The Custom brought unprecedented style to the medium van segment and combined it with the substance of class-leading driveability and innovative, practical load-lugging solutions that will serve used customers well, just as they have first-time buyers.
Due to its winning looks, a second-hand Transit Custom is a van small business owners and sole traders will be happy to have parked outside their houses safe in the knowledge that it’s a capable workhorse too.
The short-wheelbase model can take three euro pallets with a one-metre high load and second users will also enjoy the benefits of features that broke new ground when new.
One such feature is the integrated roof rack that drops seamlessly into the van’s roof when not in use. Three transverse bars are located in the recesses of the roof, saving the hassle of fitting and removing a rack, or saving money through the greater fuel efficiency and reduced drag of not having an unused roof rack fitted to the van.
The now much copied load-through facility in the Custom’s bulkhead is a clever answer to when operators are required to carry longer loads, such as piping or ladders. A hinged panel at the foot of the bulkhead opens up, extending the van’s load length by almost half a metre to 3.0m in the SWB or 3.4m in the LWB by running into a loadspace under the dual passenger seat.
The most car-like interior in the sector, together with reach and height adjustment for the steering wheel and extra setting options for the driver’s seat will add to the Custom’s appeal to used van buyers.

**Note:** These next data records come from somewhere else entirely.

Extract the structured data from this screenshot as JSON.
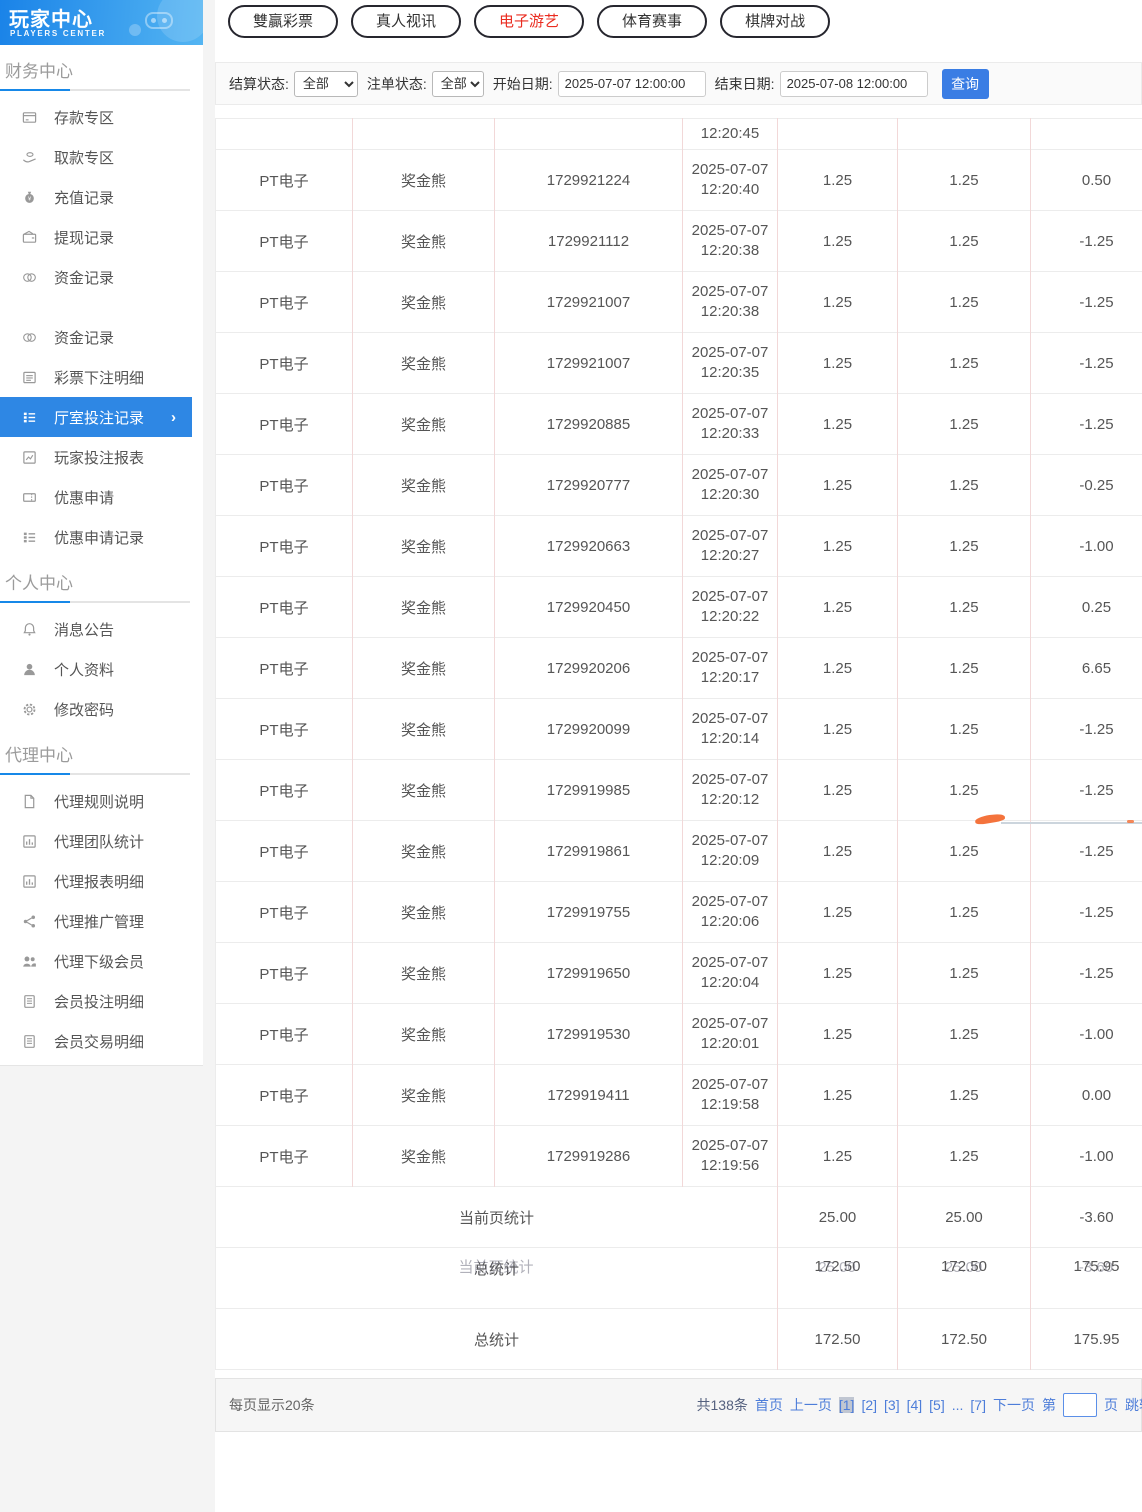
{
  "logo": {
    "title": "玩家中心",
    "subtitle": "PLAYERS CENTER"
  },
  "tabs": [
    {
      "name": "tab-double-win-lottery",
      "label": "雙贏彩票",
      "active": false
    },
    {
      "name": "tab-live-video",
      "label": "真人视讯",
      "active": false
    },
    {
      "name": "tab-electronic-games",
      "label": "电子游艺",
      "active": true
    },
    {
      "name": "tab-sports-events",
      "label": "体育赛事",
      "active": false
    },
    {
      "name": "tab-board-games",
      "label": "棋牌对战",
      "active": false
    }
  ],
  "filters": {
    "settle_status_label": "结算状态:",
    "settle_status_value": "全部",
    "order_status_label": "注单状态:",
    "order_status_value": "全部",
    "start_label": "开始日期:",
    "start_value": "2025-07-07 12:00:00",
    "end_label": "结束日期:",
    "end_value": "2025-07-08 12:00:00",
    "search_button": "查询"
  },
  "sidebar": {
    "sections": [
      {
        "title": "财务中心",
        "items": [
          {
            "name": "deposit-zone",
            "label": "存款专区",
            "icon": "bank-card-icon"
          },
          {
            "name": "withdraw-zone",
            "label": "取款专区",
            "icon": "hand-money-icon"
          },
          {
            "name": "recharge-records",
            "label": "充值记录",
            "icon": "money-bag-icon"
          },
          {
            "name": "withdrawal-records",
            "label": "提现记录",
            "icon": "wallet-icon"
          },
          {
            "name": "funds-records",
            "label": "资金记录",
            "icon": "coins-icon"
          },
          {
            "name": "funds-records-2",
            "label": "资金记录",
            "icon": "coins-icon"
          },
          {
            "name": "lottery-bet-details",
            "label": "彩票下注明细",
            "icon": "list-icon"
          },
          {
            "name": "hall-bet-records",
            "label": "厅室投注记录",
            "icon": "tree-list-icon",
            "active": true,
            "chevron": "›"
          },
          {
            "name": "player-bet-report",
            "label": "玩家投注报表",
            "icon": "report-icon"
          },
          {
            "name": "promo-application",
            "label": "优惠申请",
            "icon": "ticket-icon"
          },
          {
            "name": "promo-application-records",
            "label": "优惠申请记录",
            "icon": "tree-list-icon"
          }
        ]
      },
      {
        "title": "个人中心",
        "items": [
          {
            "name": "announcements",
            "label": "消息公告",
            "icon": "bell-icon"
          },
          {
            "name": "profile",
            "label": "个人资料",
            "icon": "person-icon"
          },
          {
            "name": "change-password",
            "label": "修改密码",
            "icon": "gear-icon"
          }
        ]
      },
      {
        "title": "代理中心",
        "items": [
          {
            "name": "agent-rules",
            "label": "代理规则说明",
            "icon": "file-icon"
          },
          {
            "name": "agent-team-stats",
            "label": "代理团队统计",
            "icon": "bar-chart-icon"
          },
          {
            "name": "agent-report-details",
            "label": "代理报表明细",
            "icon": "bar-chart-icon"
          },
          {
            "name": "agent-promotion",
            "label": "代理推广管理",
            "icon": "share-icon"
          },
          {
            "name": "agent-sub-members",
            "label": "代理下级会员",
            "icon": "people-icon"
          },
          {
            "name": "member-bet-details",
            "label": "会员投注明细",
            "icon": "document-icon"
          },
          {
            "name": "member-transaction-details",
            "label": "会员交易明细",
            "icon": "document-icon"
          }
        ]
      }
    ]
  },
  "table": {
    "partial_row_time": "12:20:45",
    "rows": [
      {
        "platform": "PT电子",
        "game": "奖金熊",
        "order_no": "1729921224",
        "date": "2025-07-07",
        "time": "12:20:40",
        "bet": "1.25",
        "valid_bet": "1.25",
        "win_loss": "0.50"
      },
      {
        "platform": "PT电子",
        "game": "奖金熊",
        "order_no": "1729921112",
        "date": "2025-07-07",
        "time": "12:20:38",
        "bet": "1.25",
        "valid_bet": "1.25",
        "win_loss": "-1.25"
      },
      {
        "platform": "PT电子",
        "game": "奖金熊",
        "order_no": "1729921007",
        "date": "2025-07-07",
        "time": "12:20:38",
        "bet": "1.25",
        "valid_bet": "1.25",
        "win_loss": "-1.25"
      },
      {
        "platform": "PT电子",
        "game": "奖金熊",
        "order_no": "1729921007",
        "date": "2025-07-07",
        "time": "12:20:35",
        "bet": "1.25",
        "valid_bet": "1.25",
        "win_loss": "-1.25"
      },
      {
        "platform": "PT电子",
        "game": "奖金熊",
        "order_no": "1729920885",
        "date": "2025-07-07",
        "time": "12:20:33",
        "bet": "1.25",
        "valid_bet": "1.25",
        "win_loss": "-1.25"
      },
      {
        "platform": "PT电子",
        "game": "奖金熊",
        "order_no": "1729920777",
        "date": "2025-07-07",
        "time": "12:20:30",
        "bet": "1.25",
        "valid_bet": "1.25",
        "win_loss": "-0.25"
      },
      {
        "platform": "PT电子",
        "game": "奖金熊",
        "order_no": "1729920663",
        "date": "2025-07-07",
        "time": "12:20:27",
        "bet": "1.25",
        "valid_bet": "1.25",
        "win_loss": "-1.00"
      },
      {
        "platform": "PT电子",
        "game": "奖金熊",
        "order_no": "1729920450",
        "date": "2025-07-07",
        "time": "12:20:22",
        "bet": "1.25",
        "valid_bet": "1.25",
        "win_loss": "0.25"
      },
      {
        "platform": "PT电子",
        "game": "奖金熊",
        "order_no": "1729920206",
        "date": "2025-07-07",
        "time": "12:20:17",
        "bet": "1.25",
        "valid_bet": "1.25",
        "win_loss": "6.65"
      },
      {
        "platform": "PT电子",
        "game": "奖金熊",
        "order_no": "1729920099",
        "date": "2025-07-07",
        "time": "12:20:14",
        "bet": "1.25",
        "valid_bet": "1.25",
        "win_loss": "-1.25"
      },
      {
        "platform": "PT电子",
        "game": "奖金熊",
        "order_no": "1729919985",
        "date": "2025-07-07",
        "time": "12:20:12",
        "bet": "1.25",
        "valid_bet": "1.25",
        "win_loss": "-1.25"
      },
      {
        "platform": "PT电子",
        "game": "奖金熊",
        "order_no": "1729919861",
        "date": "2025-07-07",
        "time": "12:20:09",
        "bet": "1.25",
        "valid_bet": "1.25",
        "win_loss": "-1.25"
      },
      {
        "platform": "PT电子",
        "game": "奖金熊",
        "order_no": "1729919755",
        "date": "2025-07-07",
        "time": "12:20:06",
        "bet": "1.25",
        "valid_bet": "1.25",
        "win_loss": "-1.25"
      },
      {
        "platform": "PT电子",
        "game": "奖金熊",
        "order_no": "1729919650",
        "date": "2025-07-07",
        "time": "12:20:04",
        "bet": "1.25",
        "valid_bet": "1.25",
        "win_loss": "-1.25"
      },
      {
        "platform": "PT电子",
        "game": "奖金熊",
        "order_no": "1729919530",
        "date": "2025-07-07",
        "time": "12:20:01",
        "bet": "1.25",
        "valid_bet": "1.25",
        "win_loss": "-1.00"
      },
      {
        "platform": "PT电子",
        "game": "奖金熊",
        "order_no": "1729919411",
        "date": "2025-07-07",
        "time": "12:19:58",
        "bet": "1.25",
        "valid_bet": "1.25",
        "win_loss": "0.00"
      },
      {
        "platform": "PT电子",
        "game": "奖金熊",
        "order_no": "1729919286",
        "date": "2025-07-07",
        "time": "12:19:56",
        "bet": "1.25",
        "valid_bet": "1.25",
        "win_loss": "-1.00"
      }
    ],
    "summary": {
      "current": {
        "label": "当前页统计",
        "bet": "25.00",
        "valid_bet": "25.00",
        "win_loss": "-3.60"
      },
      "total": {
        "label": "总统计",
        "bet": "172.50",
        "valid_bet": "172.50",
        "win_loss": "175.95"
      },
      "ghost": {
        "label": "当前页统计",
        "bet": "25.00",
        "valid_bet": "25.00",
        "win_loss": "-3.60"
      },
      "total2": {
        "label": "总统计",
        "bet": "172.50",
        "valid_bet": "172.50",
        "win_loss": "175.95"
      }
    }
  },
  "pagination": {
    "per_page": "每页显示20条",
    "total": "共138条",
    "first": "首页",
    "prev": "上一页",
    "pages": [
      "[1]",
      "[2]",
      "[3]",
      "[4]",
      "[5]"
    ],
    "active": "[1]",
    "ellipsis": "...",
    "last": "[7]",
    "next": "下一页",
    "jump_pre": "第",
    "jump_post": "页",
    "jump_go": "跳转",
    "jump_value": ""
  },
  "colors": {
    "accent_blue": "#2e87e4",
    "link_blue": "#4d7dd9",
    "active_tab_red": "#ea2c20",
    "button_blue": "#3a7de4",
    "logo_gradient_start": "#1a83e8",
    "logo_gradient_end": "#54b5f2",
    "table_vertical_border": "#f2d8d8",
    "annotation_orange": "#f4733c"
  }
}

Ford is to introduce a facelifted Transit Custom next year, having already made some tweaks in 2016 when it introduced 2.0-litre Euro6 engines to replace the 2.2 drivetrains fitted at launch with outputs of 100hp, 125hp and 155hp, but in the meantime the original is making its presence felt on the used market.
This is what Andy Picton, Glass’s commercial vehicle editor, says about it: “The Transit Custom has been available since 2013 and is seen as good value for money in the used market. Available in four trim levels – Base, Trend, Limited and Sport – two lengths, two heights and with numerous power outputs, there is literally something for everyone regardless of budget. The dealer network is good from a support point of view and parts are competitively priced. Residually, values are strong with lots of demand for the nicest examples.”
Citroen launched a facelifted version of its big-selling light van in 2015 with Euro6 VTi 95 petrol and Blue HDi 100hp and 120hp diesel powertrains. The van was previously marketed with Euro5 HDi 75hp and 90hp diesel engines.
The Berlingo comes in two lengths, three trim levels, with XTR+ enhanced traction, and as an electric van, a crew van and a platform cab. It is also up for grabs with stop/start, manual five- and six-speed gearboxes, and Citroen’s ETG6 semi-auto transmission.
The greenest version is the BlueHDi 100 S&S ETG6 L1 625 LX model with official fuel consumption of 68.9mpg and CO2 emissions of 109g/km. This betters the most economical pre-facelift Berlingo, which returned an already frugal 62.8mpg and 118g/km of CO2.
According to Andy Picton, Glass’s commercial vehicle editor, the higher-specification Enterprise trim is the one used buyers want, especially in a metallic colour. “Bearing in mind its competitive list price, used values hold up remarkably well,” says Picton.